This study aims to draw an exact boundary for microstructural and mechanical behaviors in terms of pulsed plasma nitriding conditions. The pulsed plasma nitriding treatment was applied to AISI 304 austenitic stainless steel at different temperatures and durations. Results reveal that nitriding depth increased as process temperature and duration increase. The nitriding depth remarkably increased at 475°C for 8 h and at 550°C for 4 h. An austenite structure was transformed into a metastable nitrogen-oversaturated body-centered tetragonal expanded austenite (S-phase) during low-temperature plasma nitriding. The S-phase was converted to CrN precipitation at 475°C for 8 h and at 550°C for 4 h. Surface hardness and fatigue limit increased through plasma nitriding regardless of process conditions.
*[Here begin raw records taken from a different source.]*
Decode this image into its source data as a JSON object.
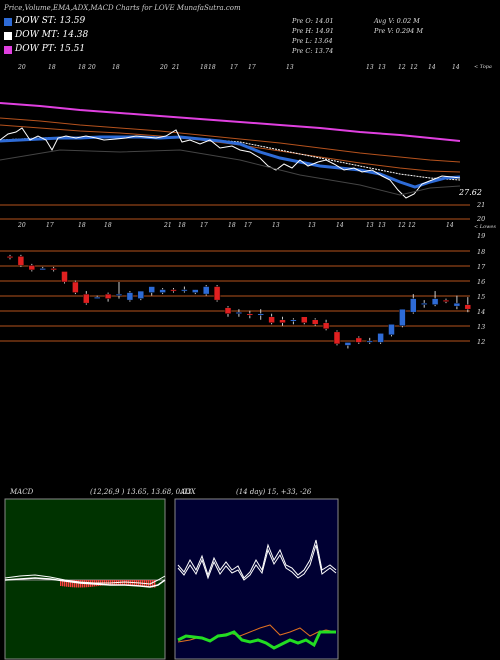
{
  "title": "Price,Volume,EMA,ADX,MACD Charts for LOVE MunafaSutra.com",
  "legend": [
    {
      "label": "DOW ST: 13.59",
      "color": "#2e6bd6",
      "icon": "square"
    },
    {
      "label": "DOW MT: 14.38",
      "color": "#ffffff",
      "icon": "square"
    },
    {
      "label": "DOW PT: 15.51",
      "color": "#e040e0",
      "icon": "square"
    }
  ],
  "stats": {
    "open": "Pre   O: 14.01",
    "high": "Pre   H: 14.91",
    "low": "Pre   L: 13.64",
    "close": "Pre   C: 13.74",
    "avgvol": "Avg V: 0.02  M",
    "prevol": "Pre   V: 0.294  M"
  },
  "top_day_labels": [
    "20",
    "18",
    "18",
    "20",
    "18",
    "20",
    "21",
    "18",
    "18",
    "17",
    "17",
    "13",
    "13",
    "13",
    "12",
    "12",
    "14",
    "14"
  ],
  "top_label": "< Topa",
  "ema_value_label": "27.62",
  "price_axis": [
    "21",
    "20",
    "19",
    "18",
    "17",
    "16",
    "15",
    "14",
    "13",
    "12"
  ],
  "mid_day_labels": [
    "20",
    "17",
    "18",
    "18",
    "21",
    "18",
    "17",
    "18",
    "17",
    "13",
    "13",
    "14",
    "13",
    "13",
    "12",
    "12",
    "14"
  ],
  "lower_label": "< Lowes",
  "macd": {
    "label": "MACD",
    "params": "(12,26,9 ) 13.65,  13.68,  0.03"
  },
  "adx": {
    "label": "ADX",
    "params": "(14  day) 15,  +33,  -26"
  },
  "chart_data": {
    "type": "candlestick",
    "candles": [
      {
        "o": 17.6,
        "h": 17.7,
        "c": 17.5,
        "l": 17.4
      },
      {
        "o": 17.6,
        "h": 17.7,
        "c": 17.0,
        "l": 16.9
      },
      {
        "o": 17.0,
        "h": 17.1,
        "c": 16.7,
        "l": 16.6
      },
      {
        "o": 16.8,
        "h": 16.9,
        "c": 16.8,
        "l": 16.7
      },
      {
        "o": 16.8,
        "h": 16.9,
        "c": 16.7,
        "l": 16.6
      },
      {
        "o": 16.6,
        "h": 16.6,
        "c": 15.9,
        "l": 15.8
      },
      {
        "o": 15.9,
        "h": 16.0,
        "c": 15.2,
        "l": 15.1
      },
      {
        "o": 15.1,
        "h": 15.3,
        "c": 14.5,
        "l": 14.4
      },
      {
        "o": 14.9,
        "h": 15.0,
        "c": 14.9,
        "l": 14.8
      },
      {
        "o": 15.1,
        "h": 15.2,
        "c": 14.8,
        "l": 14.6
      },
      {
        "o": 15.1,
        "h": 15.9,
        "c": 15.1,
        "l": 14.8
      },
      {
        "o": 14.7,
        "h": 15.3,
        "c": 15.2,
        "l": 14.6
      },
      {
        "o": 14.8,
        "h": 15.3,
        "c": 15.3,
        "l": 14.7
      },
      {
        "o": 15.2,
        "h": 15.6,
        "c": 15.6,
        "l": 15.0
      },
      {
        "o": 15.2,
        "h": 15.5,
        "c": 15.4,
        "l": 15.1
      },
      {
        "o": 15.4,
        "h": 15.5,
        "c": 15.3,
        "l": 15.2
      },
      {
        "o": 15.4,
        "h": 15.6,
        "c": 15.4,
        "l": 15.2
      },
      {
        "o": 15.2,
        "h": 15.4,
        "c": 15.4,
        "l": 15.1
      },
      {
        "o": 15.1,
        "h": 15.7,
        "c": 15.6,
        "l": 15.0
      },
      {
        "o": 15.6,
        "h": 15.7,
        "c": 14.7,
        "l": 14.6
      },
      {
        "o": 14.2,
        "h": 14.3,
        "c": 13.8,
        "l": 13.6
      },
      {
        "o": 13.9,
        "h": 14.1,
        "c": 13.9,
        "l": 13.6
      },
      {
        "o": 13.8,
        "h": 14.0,
        "c": 13.7,
        "l": 13.5
      },
      {
        "o": 13.7,
        "h": 14.1,
        "c": 13.8,
        "l": 13.4
      },
      {
        "o": 13.6,
        "h": 13.8,
        "c": 13.2,
        "l": 13.1
      },
      {
        "o": 13.4,
        "h": 13.6,
        "c": 13.2,
        "l": 13.0
      },
      {
        "o": 13.3,
        "h": 13.5,
        "c": 13.4,
        "l": 13.1
      },
      {
        "o": 13.6,
        "h": 13.6,
        "c": 13.2,
        "l": 13.1
      },
      {
        "o": 13.4,
        "h": 13.5,
        "c": 13.1,
        "l": 13.0
      },
      {
        "o": 13.2,
        "h": 13.4,
        "c": 12.8,
        "l": 12.7
      },
      {
        "o": 12.6,
        "h": 12.7,
        "c": 11.8,
        "l": 11.7
      },
      {
        "o": 11.7,
        "h": 11.9,
        "c": 11.9,
        "l": 11.5
      },
      {
        "o": 12.2,
        "h": 12.3,
        "c": 11.9,
        "l": 11.8
      },
      {
        "o": 12.0,
        "h": 12.2,
        "c": 12.0,
        "l": 11.8
      },
      {
        "o": 11.9,
        "h": 12.5,
        "c": 12.5,
        "l": 11.8
      },
      {
        "o": 12.4,
        "h": 13.1,
        "c": 13.1,
        "l": 12.3
      },
      {
        "o": 13.0,
        "h": 14.1,
        "c": 14.1,
        "l": 12.9
      },
      {
        "o": 13.9,
        "h": 15.1,
        "c": 14.8,
        "l": 13.8
      },
      {
        "o": 14.5,
        "h": 14.7,
        "c": 14.5,
        "l": 14.2
      },
      {
        "o": 14.4,
        "h": 15.3,
        "c": 14.8,
        "l": 14.3
      },
      {
        "o": 14.7,
        "h": 14.8,
        "c": 14.6,
        "l": 14.5
      },
      {
        "o": 14.3,
        "h": 15.0,
        "c": 14.5,
        "l": 14.1
      },
      {
        "o": 14.4,
        "h": 14.9,
        "c": 14.1,
        "l": 13.9
      }
    ]
  },
  "colors": {
    "up": "#2e6bd6",
    "down": "#e02020",
    "grid": "#b5521d",
    "pt": "#e040e0",
    "st": "#2e6bd6",
    "mt": "#ffffff",
    "adx_green": "#22dd22",
    "adx_orange": "#e07020"
  }
}
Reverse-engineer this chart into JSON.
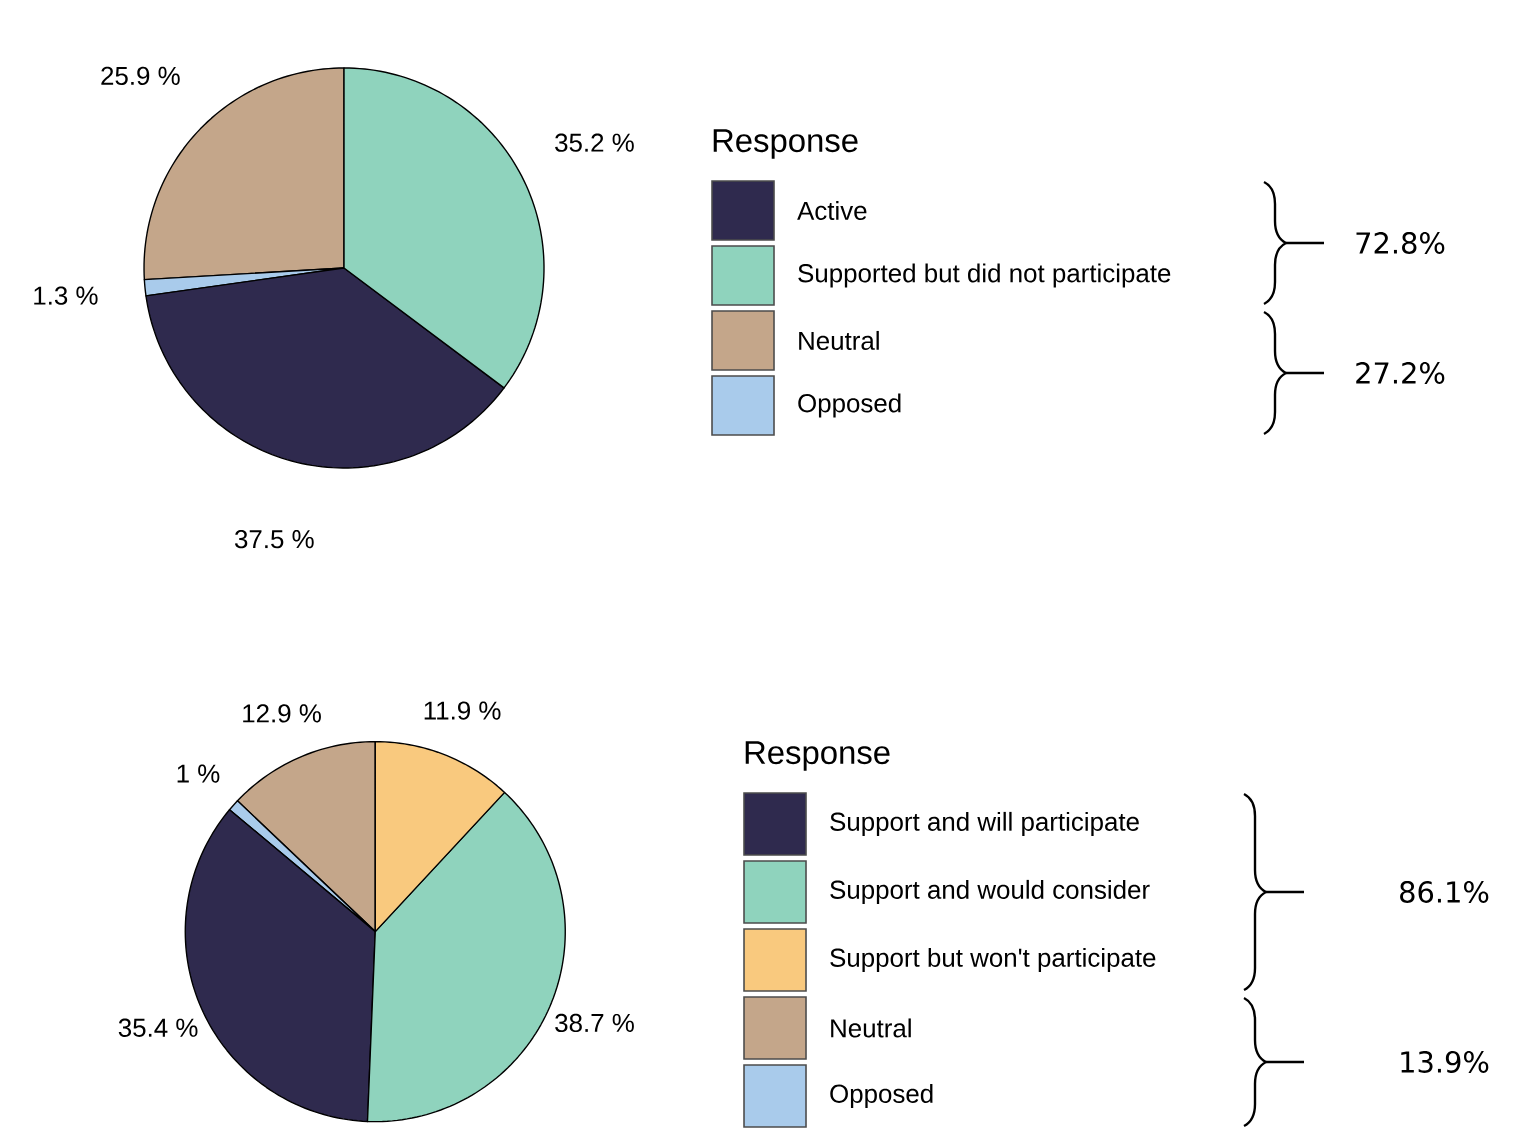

The best surface hardness and fatigue limit were obtained at 550°C for 4 h because of the occurrence of CrN precipitation.

这项研究的目的是根据脉冲等离子体渗氮条件为微观结构和力学行为绘制一个精确的边界。在不同的温度和持续时间下，将脉冲等离子体氮化处理应用于AISI 304奥氏体不锈钢。结果表明，渗氮深度随过程温度和持续时间的增加而增加。氮化深度在475°C下持续8 h和在550°C下持续4 h显着增加。在低温等离子体渗氮过程中，奥氏体结构转变为亚稳态的以氮为中心的过饱和体心四方膨胀奥氏体（S相）。S相在475°C下8 h和550°C下4 h转化为CrN沉淀。不论工艺条件如何，通过等离子渗氮均可提高表面硬度和疲劳极限。